Their arrangement was, as usual on Sundays, to meet at Great Portland Street Station at five past three. To-day she was there at three minutes past, and found him waiting for her. She was in quite good spirits herself, for she always found that the brooding gloom of the Sabbath could be almost kept at bay in the afternoons as opposed to the hopeless mornings and evenings. But she had only to glance at him to diagnose that it was one of his yellow days.

Not that anyone less sensitive than Ella to his moods would have known this.
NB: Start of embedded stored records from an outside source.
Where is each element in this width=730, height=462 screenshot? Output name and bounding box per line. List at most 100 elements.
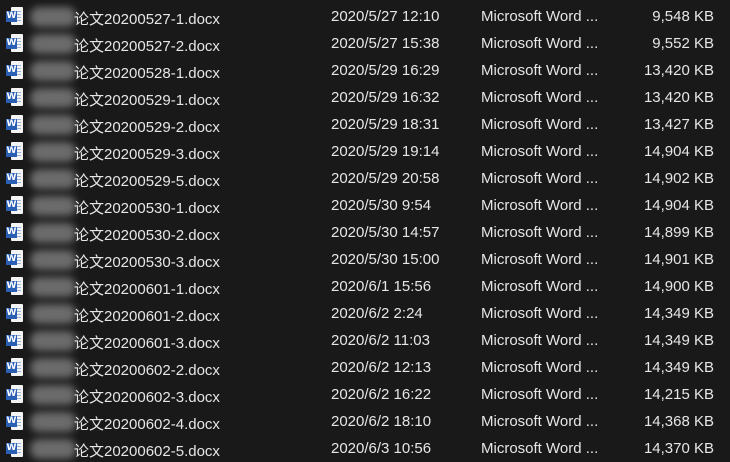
- file-type: Microsoft Word ...: [481, 440, 599, 457]
- file-type: Microsoft Word ...: [481, 197, 599, 214]
- file-row[interactable]: W 论文20200530-1.docx 2020/5/30 9:54 Micro…: [0, 192, 730, 219]
- file-date-modified: 2020/6/2 16:22: [331, 386, 432, 403]
- redacted-name-prefix: [30, 196, 76, 216]
- file-row[interactable]: W 论文20200601-1.docx 2020/6/1 15:56 Micro…: [0, 273, 730, 300]
- file-size: 13,420 KB: [643, 62, 714, 79]
- word-document-icon: W: [6, 87, 24, 107]
- file-size: 13,427 KB: [643, 116, 714, 133]
- file-date-modified: 2020/5/29 16:32: [331, 89, 440, 106]
- file-date-modified: 2020/6/1 15:56: [331, 278, 432, 295]
- redacted-name-prefix: [30, 34, 76, 54]
- redacted-name-prefix: [30, 358, 76, 378]
- file-row[interactable]: W 论文20200530-2.docx 2020/5/30 14:57 Micr…: [0, 219, 730, 246]
- file-row[interactable]: W 论文20200528-1.docx 2020/5/29 16:29 Micr…: [0, 57, 730, 84]
- word-document-icon: W: [6, 60, 24, 80]
- file-name[interactable]: 论文20200602-4.docx: [74, 413, 220, 434]
- file-type: Microsoft Word ...: [481, 62, 599, 79]
- file-size: 14,899 KB: [643, 224, 714, 241]
- redacted-name-prefix: [30, 115, 76, 135]
- redacted-name-prefix: [30, 142, 76, 162]
- file-name[interactable]: 论文20200528-1.docx: [74, 62, 220, 83]
- file-row[interactable]: W 论文20200529-2.docx 2020/5/29 18:31 Micr…: [0, 111, 730, 138]
- file-name[interactable]: 论文20200602-3.docx: [74, 386, 220, 407]
- redacted-name-prefix: [30, 439, 76, 459]
- file-row[interactable]: W 论文20200601-2.docx 2020/6/2 2:24 Micros…: [0, 300, 730, 327]
- file-size: 14,349 KB: [643, 305, 714, 322]
- file-row[interactable]: W 论文20200601-3.docx 2020/6/2 11:03 Micro…: [0, 327, 730, 354]
- word-document-icon: W: [6, 303, 24, 323]
- file-type: Microsoft Word ...: [481, 359, 599, 376]
- file-size: 14,349 KB: [643, 332, 714, 349]
- file-row[interactable]: W 论文20200527-1.docx 2020/5/27 12:10 Micr…: [0, 3, 730, 30]
- word-document-icon: W: [6, 168, 24, 188]
- word-document-icon: W: [6, 438, 24, 458]
- file-size: 14,901 KB: [643, 251, 714, 268]
- redacted-name-prefix: [30, 61, 76, 81]
- file-type: Microsoft Word ...: [481, 224, 599, 241]
- file-name[interactable]: 论文20200529-3.docx: [74, 143, 220, 164]
- file-size: 14,370 KB: [643, 440, 714, 457]
- file-date-modified: 2020/6/2 18:10: [331, 413, 432, 430]
- file-size: 14,368 KB: [643, 413, 714, 430]
- word-document-icon: W: [6, 6, 24, 26]
- file-name[interactable]: 论文20200601-1.docx: [74, 278, 220, 299]
- file-date-modified: 2020/5/30 14:57: [331, 224, 440, 241]
- file-size: 14,902 KB: [643, 170, 714, 187]
- file-list: W 论文20200527-1.docx 2020/5/27 12:10 Micr…: [0, 0, 730, 461]
- redacted-name-prefix: [30, 385, 76, 405]
- file-name[interactable]: 论文20200529-5.docx: [74, 170, 220, 191]
- file-row[interactable]: W 论文20200602-5.docx 2020/6/3 10:56 Micro…: [0, 435, 730, 462]
- redacted-name-prefix: [30, 277, 76, 297]
- file-type: Microsoft Word ...: [481, 251, 599, 268]
- file-size: 14,904 KB: [643, 197, 714, 214]
- file-row[interactable]: W 论文20200529-1.docx 2020/5/29 16:32 Micr…: [0, 84, 730, 111]
- file-name[interactable]: 论文20200529-1.docx: [74, 89, 220, 110]
- word-document-icon: W: [6, 141, 24, 161]
- file-type: Microsoft Word ...: [481, 305, 599, 322]
- file-size: 14,904 KB: [643, 143, 714, 160]
- file-row[interactable]: W 论文20200529-5.docx 2020/5/29 20:58 Micr…: [0, 165, 730, 192]
- file-date-modified: 2020/5/30 15:00: [331, 251, 440, 268]
- file-row[interactable]: W 论文20200602-2.docx 2020/6/2 12:13 Micro…: [0, 354, 730, 381]
- redacted-name-prefix: [30, 331, 76, 351]
- redacted-name-prefix: [30, 412, 76, 432]
- file-name[interactable]: 论文20200527-1.docx: [74, 8, 220, 29]
- redacted-name-prefix: [30, 250, 76, 270]
- file-name[interactable]: 论文20200602-5.docx: [74, 440, 220, 461]
- file-size: 13,420 KB: [643, 89, 714, 106]
- file-type: Microsoft Word ...: [481, 332, 599, 349]
- file-size: 14,349 KB: [643, 359, 714, 376]
- file-row[interactable]: W 论文20200529-3.docx 2020/5/29 19:14 Micr…: [0, 138, 730, 165]
- file-size: 9,548 KB: [652, 8, 714, 25]
- file-name[interactable]: 论文20200529-2.docx: [74, 116, 220, 137]
- file-row[interactable]: W 论文20200602-4.docx 2020/6/2 18:10 Micro…: [0, 408, 730, 435]
- file-row[interactable]: W 论文20200527-2.docx 2020/5/27 15:38 Micr…: [0, 30, 730, 57]
- file-size: 14,900 KB: [643, 278, 714, 295]
- redacted-name-prefix: [30, 7, 76, 27]
- file-type: Microsoft Word ...: [481, 386, 599, 403]
- redacted-name-prefix: [30, 304, 76, 324]
- file-type: Microsoft Word ...: [481, 8, 599, 25]
- word-document-icon: W: [6, 330, 24, 350]
- file-name[interactable]: 论文20200527-2.docx: [74, 35, 220, 56]
- file-row[interactable]: W 论文20200530-3.docx 2020/5/30 15:00 Micr…: [0, 246, 730, 273]
- redacted-name-prefix: [30, 223, 76, 243]
- file-date-modified: 2020/5/29 19:14: [331, 143, 440, 160]
- file-date-modified: 2020/5/27 15:38: [331, 35, 440, 52]
- file-name[interactable]: 论文20200601-3.docx: [74, 332, 220, 353]
- word-document-icon: W: [6, 276, 24, 296]
- file-name[interactable]: 论文20200530-2.docx: [74, 224, 220, 245]
- file-name[interactable]: 论文20200530-3.docx: [74, 251, 220, 272]
- file-row[interactable]: W 论文20200602-3.docx 2020/6/2 16:22 Micro…: [0, 381, 730, 408]
- file-name[interactable]: 论文20200602-2.docx: [74, 359, 220, 380]
- file-size: 14,215 KB: [643, 386, 714, 403]
- file-date-modified: 2020/6/2 12:13: [331, 359, 432, 376]
- word-document-icon: W: [6, 222, 24, 242]
- file-type: Microsoft Word ...: [481, 35, 599, 52]
- file-date-modified: 2020/6/2 2:24: [331, 305, 423, 322]
- file-type: Microsoft Word ...: [481, 143, 599, 160]
- file-name[interactable]: 论文20200601-2.docx: [74, 305, 220, 326]
- word-document-icon: W: [6, 195, 24, 215]
- file-date-modified: 2020/5/27 12:10: [331, 8, 440, 25]
- file-name[interactable]: 论文20200530-1.docx: [74, 197, 220, 218]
He raised his hat and smiled, and at once took her arm, as was his habit (though Ella could never quite feel happy about it, or cease to marvel at the fate which had ordained that they should thus be linked in their own eyes and those of the world), and they immediately afterwards launched upon their first skirmish with the traffic in crossing over to Marylebone Church.

This was always one she dreaded, as it was a tricky corner even for those who did not lose their heads, and Mr. Eccles today behaved more like someone in a padded cell than someone in a public thoroughfare, pushing her forward, dragging her back like a shying horse, epileptically clasping her lest she made a move, and finally, when they were over, laying all the blame on her with ‘It’s better really to make up one’s mind from the beginning, isn’t it?’

Not a very good start. She tried to be cheerful as they walked along the other side, but he relapsed into monosyllables, as he always did after quarrelling with the traffic. Nor had any real improvement taken place by the time they had entered the Park at York Gate, and were walking up the
main avenue towards the Zoo amidst the winter-gripped flower beds and the rippling murmur of a post-prandial Sunday crowd gratefully disporting its undistinguished self in the sun – a sight which always saddened Ella for no exact reason she knew. In fact at last she got so cast down with her silent companion (having had a sudden vision of being married to Mr. Eccles and walking staidly in the Park like this every Sunday afternoon for the rest of her life) that she had the courage to remonstrate.